THE IMPORTANT ENVIRONMENTAL CHALLENGE BEING ADDRESSED: Pollinators provide a crop pollination service worth £174 to £346 billion each year and 90% of flowering plants depend on animal-mediated pollinator services. While the impact of pesticides on this service is a cause of significant concern worldwide, most research on this topic has been limited in scope and environmental realism, with the majority of studies limited to a single pollinator species under laboratory conditions. Studies which used field trials to test pesticide impacts remain very rare, use very small numbers of pollinator species (e.g. n=3) and are limited to the scale of crop fields, which are generally the largest units of area that can feasibly be manipulated (e.g., Woodcock et al. 2017 doi: 10.1126/science.aaa1190 & Rundlof et al. 2015 doi:10.1038/nature14420). However, in Guernsey - an island undergoing a pesticide ban - we have a unique one-off opportunity to test the impact of pesticides on a whole pollinator community at the scale of an entire ecological system. Moreover, we have replicate islands nearby to use as controls and we have already collected a considerable quantity of baseline data on pollinator population density and community structure prior to the ban.

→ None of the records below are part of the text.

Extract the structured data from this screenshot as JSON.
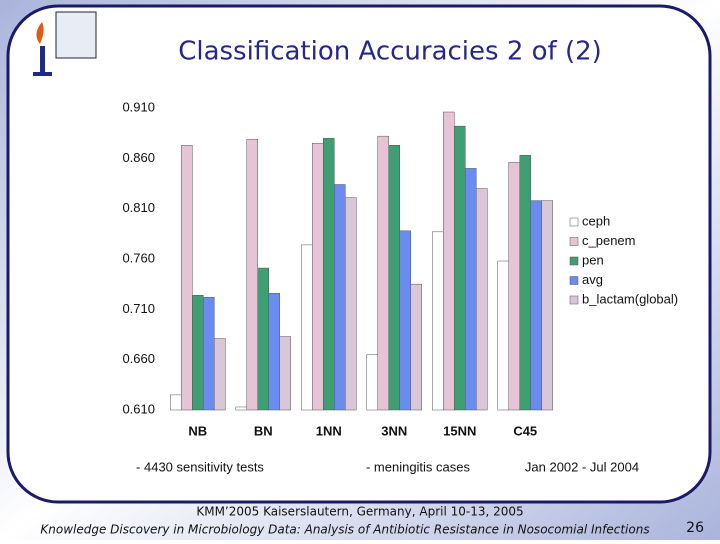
{
  "chart_data": {
    "type": "bar",
    "title": "Classification Accuracies 2 of (2)",
    "categories": [
      "NB",
      "BN",
      "1NN",
      "3NN",
      "15NN",
      "C45"
    ],
    "series": [
      {
        "name": "ceph",
        "color": "#ffffff",
        "values": [
          0.625,
          0.613,
          0.774,
          0.665,
          0.787,
          0.758
        ]
      },
      {
        "name": "c_penem",
        "color": "#e6c4d6",
        "values": [
          0.873,
          0.879,
          0.875,
          0.882,
          0.906,
          0.856
        ]
      },
      {
        "name": "pen",
        "color": "#3f9f72",
        "values": [
          0.724,
          0.751,
          0.88,
          0.873,
          0.892,
          0.863
        ]
      },
      {
        "name": "avg",
        "color": "#6a8cf0",
        "values": [
          0.722,
          0.726,
          0.834,
          0.788,
          0.85,
          0.818
        ]
      },
      {
        "name": "b_lactam(global)",
        "color": "#d9c6d6",
        "values": [
          0.681,
          0.683,
          0.821,
          0.735,
          0.83,
          0.818
        ]
      }
    ],
    "ylim": [
      0.61,
      0.91
    ],
    "yticks": [
      {
        "value": 0.61,
        "label": "0.610"
      },
      {
        "value": 0.66,
        "label": "0.660"
      },
      {
        "value": 0.71,
        "label": "0.710"
      },
      {
        "value": 0.76,
        "label": "0.760"
      },
      {
        "value": 0.81,
        "label": "0.810"
      },
      {
        "value": 0.86,
        "label": "0.860"
      },
      {
        "value": 0.91,
        "label": "0.910"
      }
    ],
    "grid": false,
    "legend": "right",
    "annotations": [
      "- 4430 sensitivity tests",
      "- meningitis cases",
      "Jan 2002 - Jul 2004"
    ]
  },
  "footer": {
    "lines": [
      "KMM’2005 Kaiserslautern, Germany,  April 10-13, 2005",
      "Knowledge Discovery in Microbiology Data: Analysis of Antibiotic Resistance in Nosocomial Infections"
    ],
    "page": "26"
  }
}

THE AIM OF OUR GRANT APPLICATION is to quantify the impact of a pesticide ban on a pollinator community and test for cascading impacts on the wider food web. The ban is being implemented on the island of Guernsey, and we will use three neighbouring islands (Jersey, Alderney and Sark) as controls. Using a small grant along with logistical support provided by a local NGO, we have collected a substantial 4-year baseline dataset. If our research proposal is funded, we will have a unique seven-year run of continuous data covering the period before, during and after the pesticide ban on Guernsey and our control islands.

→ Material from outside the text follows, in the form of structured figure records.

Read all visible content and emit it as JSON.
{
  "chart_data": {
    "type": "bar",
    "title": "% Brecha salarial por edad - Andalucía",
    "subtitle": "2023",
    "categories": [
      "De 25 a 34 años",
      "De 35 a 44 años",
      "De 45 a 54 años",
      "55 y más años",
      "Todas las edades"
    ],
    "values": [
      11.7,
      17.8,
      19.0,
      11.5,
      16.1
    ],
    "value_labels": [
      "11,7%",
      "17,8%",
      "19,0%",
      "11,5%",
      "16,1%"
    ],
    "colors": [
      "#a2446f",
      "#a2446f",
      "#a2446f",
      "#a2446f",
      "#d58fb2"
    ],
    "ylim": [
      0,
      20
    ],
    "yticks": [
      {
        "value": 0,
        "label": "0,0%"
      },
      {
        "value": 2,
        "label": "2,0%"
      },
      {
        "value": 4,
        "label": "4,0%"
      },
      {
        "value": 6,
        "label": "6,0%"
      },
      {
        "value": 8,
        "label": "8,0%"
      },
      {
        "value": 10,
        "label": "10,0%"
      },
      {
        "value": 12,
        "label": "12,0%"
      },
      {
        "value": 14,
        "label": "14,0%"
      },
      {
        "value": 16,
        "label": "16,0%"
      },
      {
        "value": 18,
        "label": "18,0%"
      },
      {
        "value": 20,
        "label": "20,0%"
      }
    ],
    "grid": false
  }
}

THERE ARE FOUR OBJECTIVES TO OUR PROJECT. First, we will quantify the impact of the pesticide ban on populations of the buff tailed bumblebee, five species of hoverfly and two species of moth, predicting increases in all these indicator species following the ban. Second, we will quantify the impact of the ban on pollinator community structure, predicting a greater rebound in pollinator groups which are known to be particularly sensitive to pesticides. Third, we will test for cascading positive benefits of the ban on the wider community associated with pollinators, specifically their specialist parasitoids and generalist bat predators. Finally, we will use our results and management recommendations to inform and facilitate impact at a local, national, and international level.

METHODS: Our field sites are four islands in the Channel Island archipelago - Guernsey and three adjacent control islands - which are close to the French coastline and made up of two self-governing British Crown Dependencies. We will use a Before-After-Controlled-Impact design to sample pollinators, which combines multiple control and reference sites with multi-year sampling before and after the pesticide ban. This allows us to distinguish the impact of the ban from other variables which are well known to affect insect populations, most obviously the weather. Indeed, our baseline data shows we can detect an increase in pollinator abundance as small as 10%, which is a game changer in this field of research.

SUMMARY: Overall, the combination of our rigorous sampling protocols, our unique island system, and the fact that we have the pre-ban data "in the bag", will enable us to advance the frontiers of knowledge on the impact of pesticides on pollinators at an unmatched scale. Our innovative community level approach has not been attempted before and will lead to ground-breaking scientific discovery. Although it is complex and high-risk to detect changes in ecological communities at such scale, our baseline data demonstrates that our approach is eminently feasible.